Dazu bietet der Band einen fortlaufenden historischen Rahmentext von der Vorgeschichte des umstrittenen Landes bis zum israelischen Überfall auf Gaza 2008/09. Eingebettet in den Text sind thematische Blöcke, die wie auch der Anhang Dokumente und Analysen ausgewählter Einzelfragen enthalten. Einige dieser thematischen Blöcke sind ausgesprochen wertvoll, so der zum Ablauf der Vertreibung von 1947/49 von Federico Lastaria oder die zur weiteren Information nützliche Beschreibung jüdischer Organisationen und Einzelpersonen (mit Links) gegen den israelischen Terror von Paola Canarutto und Giorgio Forti. Aber warum fehlt hier ein Hinweis auf den Antizionismus der orthodoxen Juden?
Anders sieht es mit dem historischen Rahmentext aus. Dieser (anonyme) Text ist über weite Strecken konfus, ohne einschlägige Vorkenntnisse oft schwer verständlich und gespickt mit kleineren und größeren Sachfehlern. Eine Einteilung in Sinnabschnitte fehlt, stattdessen hangelt sich die Erzählung chronologisch und in der neueren Zeit von Massaker zu Massaker vorwärts. Ausgesprochen ungeschickt ist die thematische Unbalanciertheit des Textes. Der Schwarze September 1970, die PLO im libanesischen Bürgerkrieg oder ihre von Syrien inszenierte Vertreibung aus diesem Land bekommen jeweils kaum einmal eine halbe Seite Platz – deutlich weniger als das bronzezeitliche Palästina.

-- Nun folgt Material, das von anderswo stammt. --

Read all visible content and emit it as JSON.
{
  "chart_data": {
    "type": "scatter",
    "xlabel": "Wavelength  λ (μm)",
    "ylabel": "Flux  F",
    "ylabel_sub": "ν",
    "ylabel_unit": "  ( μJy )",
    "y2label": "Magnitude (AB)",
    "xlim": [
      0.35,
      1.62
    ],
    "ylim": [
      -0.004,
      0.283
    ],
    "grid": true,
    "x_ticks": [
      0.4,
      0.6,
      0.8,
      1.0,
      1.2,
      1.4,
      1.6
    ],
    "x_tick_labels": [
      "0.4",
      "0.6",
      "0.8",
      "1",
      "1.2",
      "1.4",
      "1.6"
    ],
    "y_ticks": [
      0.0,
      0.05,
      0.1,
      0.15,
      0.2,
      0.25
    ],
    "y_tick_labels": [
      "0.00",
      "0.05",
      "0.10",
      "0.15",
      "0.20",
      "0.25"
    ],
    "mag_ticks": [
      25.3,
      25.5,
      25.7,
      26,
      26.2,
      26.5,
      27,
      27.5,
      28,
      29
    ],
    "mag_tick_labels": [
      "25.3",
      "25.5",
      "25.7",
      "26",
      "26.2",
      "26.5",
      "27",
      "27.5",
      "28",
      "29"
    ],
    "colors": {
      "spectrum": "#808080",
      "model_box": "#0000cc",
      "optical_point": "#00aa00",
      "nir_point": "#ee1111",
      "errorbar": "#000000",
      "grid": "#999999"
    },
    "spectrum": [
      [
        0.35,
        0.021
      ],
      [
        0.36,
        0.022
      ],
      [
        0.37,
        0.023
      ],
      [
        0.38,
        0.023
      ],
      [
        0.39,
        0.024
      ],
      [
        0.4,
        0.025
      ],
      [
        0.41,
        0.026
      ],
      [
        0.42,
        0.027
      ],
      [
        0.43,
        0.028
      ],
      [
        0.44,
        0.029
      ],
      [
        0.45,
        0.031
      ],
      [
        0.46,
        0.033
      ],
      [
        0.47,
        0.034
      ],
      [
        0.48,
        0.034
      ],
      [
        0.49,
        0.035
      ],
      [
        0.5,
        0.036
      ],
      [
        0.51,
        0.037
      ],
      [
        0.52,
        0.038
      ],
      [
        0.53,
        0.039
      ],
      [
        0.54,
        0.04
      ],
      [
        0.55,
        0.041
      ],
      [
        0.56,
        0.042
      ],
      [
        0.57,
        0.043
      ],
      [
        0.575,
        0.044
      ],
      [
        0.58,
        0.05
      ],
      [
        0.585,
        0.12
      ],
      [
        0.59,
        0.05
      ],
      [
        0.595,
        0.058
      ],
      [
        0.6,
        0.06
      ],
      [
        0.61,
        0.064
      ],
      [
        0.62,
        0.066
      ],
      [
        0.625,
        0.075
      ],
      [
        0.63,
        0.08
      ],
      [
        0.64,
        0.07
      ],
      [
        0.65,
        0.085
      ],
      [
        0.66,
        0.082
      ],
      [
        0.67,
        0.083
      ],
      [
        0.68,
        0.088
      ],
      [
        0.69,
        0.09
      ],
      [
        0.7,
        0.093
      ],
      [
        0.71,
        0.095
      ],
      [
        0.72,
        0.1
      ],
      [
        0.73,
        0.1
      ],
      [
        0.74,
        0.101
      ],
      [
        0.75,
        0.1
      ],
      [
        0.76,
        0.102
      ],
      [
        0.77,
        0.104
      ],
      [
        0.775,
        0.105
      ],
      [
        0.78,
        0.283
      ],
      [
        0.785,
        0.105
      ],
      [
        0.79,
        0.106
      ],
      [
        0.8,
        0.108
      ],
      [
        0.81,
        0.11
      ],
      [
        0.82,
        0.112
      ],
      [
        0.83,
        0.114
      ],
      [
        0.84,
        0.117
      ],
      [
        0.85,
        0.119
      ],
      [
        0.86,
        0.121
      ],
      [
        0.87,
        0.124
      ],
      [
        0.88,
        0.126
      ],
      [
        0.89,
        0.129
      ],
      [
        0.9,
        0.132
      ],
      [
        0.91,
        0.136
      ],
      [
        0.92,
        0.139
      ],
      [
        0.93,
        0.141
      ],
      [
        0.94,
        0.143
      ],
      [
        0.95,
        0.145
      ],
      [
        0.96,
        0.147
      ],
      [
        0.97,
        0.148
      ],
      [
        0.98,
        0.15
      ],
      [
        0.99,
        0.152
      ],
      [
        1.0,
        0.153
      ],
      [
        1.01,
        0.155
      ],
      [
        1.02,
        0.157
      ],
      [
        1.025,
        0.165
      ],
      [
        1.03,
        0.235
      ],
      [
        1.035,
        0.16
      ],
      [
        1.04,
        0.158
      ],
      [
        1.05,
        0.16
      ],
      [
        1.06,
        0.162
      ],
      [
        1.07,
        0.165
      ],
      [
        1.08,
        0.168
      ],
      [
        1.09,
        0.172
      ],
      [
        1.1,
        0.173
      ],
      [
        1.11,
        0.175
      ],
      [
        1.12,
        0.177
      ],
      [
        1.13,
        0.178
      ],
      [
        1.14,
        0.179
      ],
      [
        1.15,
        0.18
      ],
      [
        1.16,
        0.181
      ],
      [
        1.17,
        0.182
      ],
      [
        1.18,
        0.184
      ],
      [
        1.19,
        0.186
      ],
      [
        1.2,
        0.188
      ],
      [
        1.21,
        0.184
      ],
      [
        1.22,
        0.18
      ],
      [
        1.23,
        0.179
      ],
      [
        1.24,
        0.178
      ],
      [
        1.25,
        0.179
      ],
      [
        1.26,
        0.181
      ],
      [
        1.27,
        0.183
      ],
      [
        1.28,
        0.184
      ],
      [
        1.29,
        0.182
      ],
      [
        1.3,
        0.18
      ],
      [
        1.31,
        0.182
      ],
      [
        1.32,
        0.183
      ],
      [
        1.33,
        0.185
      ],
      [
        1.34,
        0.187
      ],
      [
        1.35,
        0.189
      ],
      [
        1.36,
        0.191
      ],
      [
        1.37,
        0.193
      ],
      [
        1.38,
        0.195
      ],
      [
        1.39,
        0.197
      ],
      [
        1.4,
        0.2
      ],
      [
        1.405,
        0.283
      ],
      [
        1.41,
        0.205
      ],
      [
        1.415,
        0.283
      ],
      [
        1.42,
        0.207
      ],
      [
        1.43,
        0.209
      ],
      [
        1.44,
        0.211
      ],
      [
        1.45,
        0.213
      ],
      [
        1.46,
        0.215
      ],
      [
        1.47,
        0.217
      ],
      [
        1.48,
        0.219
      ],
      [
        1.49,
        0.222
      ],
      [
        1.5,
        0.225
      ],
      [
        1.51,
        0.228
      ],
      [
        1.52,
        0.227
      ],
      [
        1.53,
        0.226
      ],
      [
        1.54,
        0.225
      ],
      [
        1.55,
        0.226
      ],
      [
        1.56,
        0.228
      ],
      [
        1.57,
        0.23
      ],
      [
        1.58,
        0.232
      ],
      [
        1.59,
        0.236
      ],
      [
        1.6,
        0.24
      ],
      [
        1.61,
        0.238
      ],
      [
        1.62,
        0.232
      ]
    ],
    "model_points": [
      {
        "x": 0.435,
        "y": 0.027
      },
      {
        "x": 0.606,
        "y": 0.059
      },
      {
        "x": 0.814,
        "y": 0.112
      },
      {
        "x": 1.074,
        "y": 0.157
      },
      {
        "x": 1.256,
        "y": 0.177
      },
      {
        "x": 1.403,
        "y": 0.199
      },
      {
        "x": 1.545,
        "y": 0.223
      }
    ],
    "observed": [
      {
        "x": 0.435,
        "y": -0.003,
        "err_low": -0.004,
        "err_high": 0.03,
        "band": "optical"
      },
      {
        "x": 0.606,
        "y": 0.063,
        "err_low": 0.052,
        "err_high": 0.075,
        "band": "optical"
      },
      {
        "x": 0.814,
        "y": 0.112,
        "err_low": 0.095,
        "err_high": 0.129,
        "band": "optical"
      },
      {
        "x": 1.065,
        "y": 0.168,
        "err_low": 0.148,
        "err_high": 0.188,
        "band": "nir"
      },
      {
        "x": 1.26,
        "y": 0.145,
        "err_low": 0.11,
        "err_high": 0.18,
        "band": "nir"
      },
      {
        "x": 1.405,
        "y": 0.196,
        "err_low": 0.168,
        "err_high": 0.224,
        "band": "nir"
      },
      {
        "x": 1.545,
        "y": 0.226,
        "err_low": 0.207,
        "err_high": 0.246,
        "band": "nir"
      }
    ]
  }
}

Eine Richtigstellung der Sachfehler würde den Rahmen der Rezension sprengen. Die nicht minder zahlreichen unverstandenen und unverständlich dargestellten historischen Schlüsselereignisse sind ohnehin viel problematischer. So wird mehrfach betont, der Zionismus sei ein Sonderfall des europäischen Kolonialismus. Aber was heißt das? Die Bedeutung der sogenannten 2. Alijah mit ihrer Idee der »Eroberung der Arbeit« wird nicht erkannt und nicht analysiert, obwohl sie dem Zionismus lange sein nichtkapitalistisches (nicht sozialistisches) Gesicht gab und implizit die physische Verdrängung der Palästinenser vorausnahm.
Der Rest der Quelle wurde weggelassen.